People in New York are about to re-learn a hard lesson: Marxism is economically illiterate.
You can raise someone's share of the pie through socialist policies, but what Marxists don't understand is that "better equality" is being achieved by shrinking the overall pie itself.
On paper, that looks like justice. In real life, it is like stagnation.
Consider a city like NYC. Space is scarce, demand is intense, and taxes are high. Prices rise because a lot of people want limited land and services.
The Marxist answer is simple: “The rich are hoarding wealth, so we should take more of their pie and distribute it better through the state."
It sounds virtuous. It is not economically sound.
Here is why:
1. Static shares vs dynamic growth
Marxism treats the economy as a fixed pie. But economies are dynamic systems. They expand when people invest, take risks, and build.
If you remove the upside for those who create new value (your entrepreneurs, builders, scientists) you don’t merely “redistribute.” You reduce the incentive to create. Less investment means less innovation, fewer new jobs, and slower productivity growth. That smaller pie hurts everyone.
2. Incentives are not optional
If an investor or founder cannot reasonably keep the gains from creating something valuable, they will deploy time and capital elsewhere or not at all.
Its not "greed," it is how scarce capital gets allocated. When policy tells you that success will be confiscated, the rational response is to disengage. That shrinks the tax base, the job base, and the opportunity set for workers.
3. Knowledge and prices matter
Markets communicate information through prices. When a central authority tries to direct output and set prices, it breaks the feedback loop that tells us what to build, where to build it, and how much of it is worth building.

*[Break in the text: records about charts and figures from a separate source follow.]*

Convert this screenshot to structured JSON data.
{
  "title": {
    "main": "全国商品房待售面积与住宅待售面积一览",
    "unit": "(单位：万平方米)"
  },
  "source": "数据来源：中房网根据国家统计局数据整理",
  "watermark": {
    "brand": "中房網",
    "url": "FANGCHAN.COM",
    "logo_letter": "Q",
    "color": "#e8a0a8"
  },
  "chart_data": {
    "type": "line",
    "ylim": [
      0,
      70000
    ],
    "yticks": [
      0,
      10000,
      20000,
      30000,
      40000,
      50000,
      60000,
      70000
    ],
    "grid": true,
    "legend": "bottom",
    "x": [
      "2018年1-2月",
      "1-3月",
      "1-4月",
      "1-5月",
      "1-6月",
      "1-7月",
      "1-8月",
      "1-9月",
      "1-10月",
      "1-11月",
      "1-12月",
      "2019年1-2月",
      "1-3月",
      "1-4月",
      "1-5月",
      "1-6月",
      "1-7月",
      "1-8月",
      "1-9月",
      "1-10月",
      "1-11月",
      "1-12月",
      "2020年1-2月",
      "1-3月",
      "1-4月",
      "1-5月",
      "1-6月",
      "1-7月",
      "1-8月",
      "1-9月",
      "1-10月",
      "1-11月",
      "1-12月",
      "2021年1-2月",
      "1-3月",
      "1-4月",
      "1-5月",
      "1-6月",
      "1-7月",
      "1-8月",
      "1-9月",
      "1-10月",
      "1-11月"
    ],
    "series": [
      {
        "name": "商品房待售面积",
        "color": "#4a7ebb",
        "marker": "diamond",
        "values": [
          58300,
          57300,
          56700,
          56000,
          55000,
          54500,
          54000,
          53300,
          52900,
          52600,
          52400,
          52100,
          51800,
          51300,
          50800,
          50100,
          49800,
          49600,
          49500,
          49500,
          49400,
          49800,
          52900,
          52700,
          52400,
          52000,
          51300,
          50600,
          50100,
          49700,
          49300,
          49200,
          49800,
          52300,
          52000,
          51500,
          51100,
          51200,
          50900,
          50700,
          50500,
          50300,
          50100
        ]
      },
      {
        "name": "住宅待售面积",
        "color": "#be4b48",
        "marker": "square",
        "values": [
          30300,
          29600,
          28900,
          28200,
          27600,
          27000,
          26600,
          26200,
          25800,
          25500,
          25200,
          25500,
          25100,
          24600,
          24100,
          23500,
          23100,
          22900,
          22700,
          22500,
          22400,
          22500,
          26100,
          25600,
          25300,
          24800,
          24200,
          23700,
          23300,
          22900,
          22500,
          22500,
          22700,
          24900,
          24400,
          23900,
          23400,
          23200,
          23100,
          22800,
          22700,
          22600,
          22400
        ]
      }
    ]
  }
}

Misallocation rises. Shortages appear. Quality falls. “Equality” achieved by dulling signals leads to lower living standards across the board.
4. Capital flight and the quality of services
High and punitive extraction on producers does not only move money, it moves know-how. The builders, operators, and skilled workers follow opportunity. The city loses the people who improve housing, logistics, energy, and services. These are the very things that make life more affordable over time.

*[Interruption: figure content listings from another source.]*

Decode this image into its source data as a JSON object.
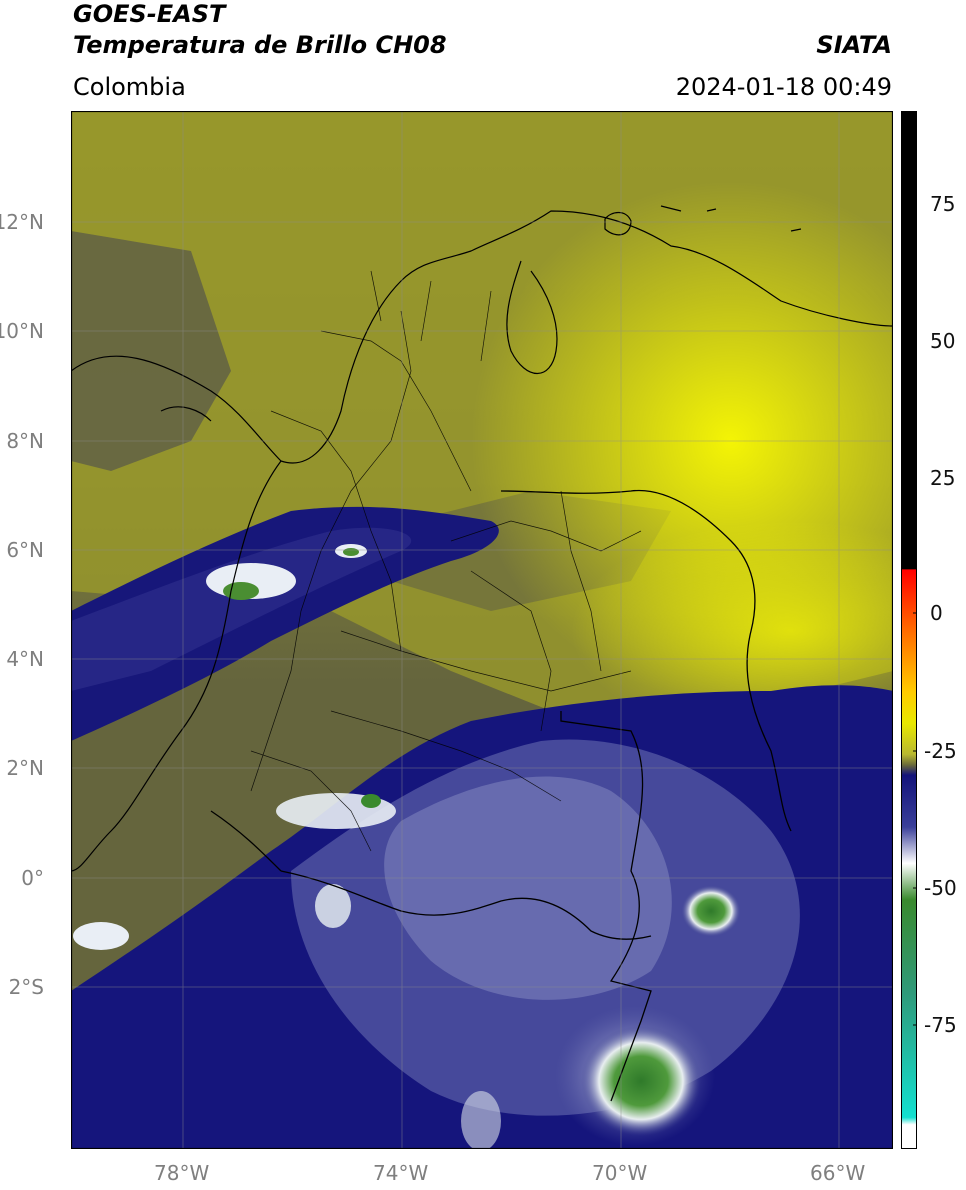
{
  "header": {
    "satellite": "GOES-EAST",
    "product": "Temperatura de Brillo CH08",
    "org": "SIATA",
    "region": "Colombia",
    "datetime": "2024-01-18 00:49"
  },
  "map": {
    "lon_range": [
      -80,
      -65
    ],
    "lat_range": [
      -5,
      14
    ],
    "lat_ticks": [
      "12°N",
      "10°N",
      "8°N",
      "6°N",
      "4°N",
      "2°N",
      "0°",
      "2°S"
    ],
    "lon_ticks": [
      "78°W",
      "74°W",
      "70°W",
      "66°W"
    ],
    "grid": true
  },
  "colorbar": {
    "ticks": [
      "75",
      "50",
      "25",
      "0",
      "-25",
      "-50",
      "-75"
    ],
    "colors": [
      "#000000",
      "#ff0000",
      "#ff9900",
      "#e8e800",
      "#6b6b3a",
      "#13137a",
      "#ffffff",
      "#3a8a2e",
      "#13e0d0"
    ]
  }
}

5. Floor vs ceiling confusion
Advocates promise a higher “floor” for the working class by enlarging their share. But when the system that raises the ceiling (innovation and investment) is crippled, the floor sags too. A larger share of a shrinking pie buys less: fewer jobs, less mobility, worse public services.
A quick thought experiment:
Under Marxist logic, your wage share might go up.
Under market logic with strong property rights and predictable rules, your opportunities expand as businesses compete for your labor, new firms enter, and productivity lifts real wages.
Which future gives you more freedom of choice, better career paths, and cheaper goods over time? The one where the economy keeps compounding.
Wanting dignity for workers is right. Wanting a basic safety net is humane. But there is a vast difference between policies that enable people to create value and policies that punish value creation.
The truth is simple: If the affluent cannot reasonably benefit from building, they build less.
When less gets built, the pie shrinks.
When the pie shrinks, a "bigger piece of the pie" still buys you less.
That is why Marxism, as an economic ideology, utterly fails in practice. It confuses a moral impulse (fairness) with a mechanical solution that destroys the engine of prosperity.
If we care about workers, we should care about growth, compounding, and incentives. Expand the pie and protect the rules that let anyone add to it. That is how you raise living standards for all.